Obesity remains a major threat to people’s health in Blackpool despite measures to encourage healthier lifestyles.
Around three quarters of adults, a quarter of four to five-year-olds and more than a third of 10 to 11-year-olds in the resort are overweight, according the the latest report to the Blackpool Health and Wellbeing Board, which is due to meet on Wednesday.
Over the past year, significant progress has been made on implementing the healthier weight strategy
In his report to the board, director of public health Dr Arif Rajpura warns the underlying reasons are “extremely complex”.
The figures are similar to those reported at the start of 2016.
Measures already introduced to tackle obesity include introducing healthier snacks into vending machines in all council-owned buildings and encouraging children to walk to school.
The council has also signed up to a healthier weight strategy.
Dr Rajpura adds: “Overweight and obesity remain a very significant health concern for the local population, affecting 25.7 per cent of four to five-year-olds years olds, 38 per cent of 10to 11-year-olds and 74.5 per cent of adults in the town.
“The underlying drivers of overweight and obesity rates are extremely complex and comprise a wide range of interacting factors including individual knowledge and skills, social and cultural norms, and environmental and economic factors.
“Over the past year, significant progress has been made on implementing the healthier weight strategy.

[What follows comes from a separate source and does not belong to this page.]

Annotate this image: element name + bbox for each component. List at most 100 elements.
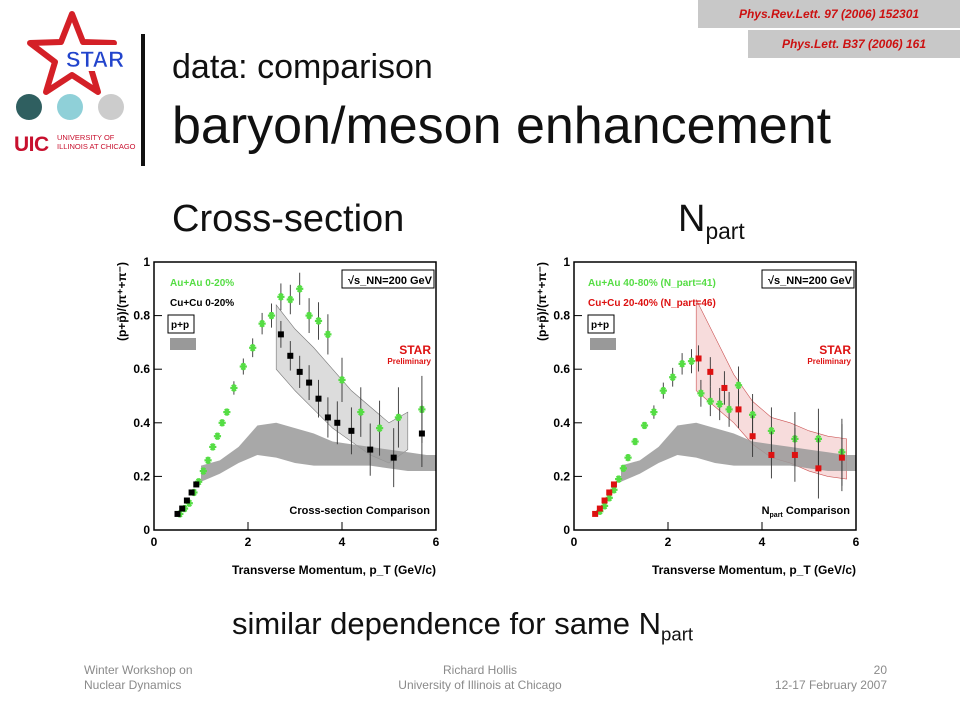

In particular the adoption of a local authority declaration on healthier weight has demonstrated Blackpool Council’s commitment to supporting people.”
Health chiefs are also set to implement some of the recommendations within the government’s National Child Obesity Strategy.
This contains 14 areas for action including cutting sugar content by 20 per cent in products which make the biggest contribution to children’s sugar intake, a soft drinks industry levy, helping all children enjoy an hour’s physical activity every day and making school food healthier.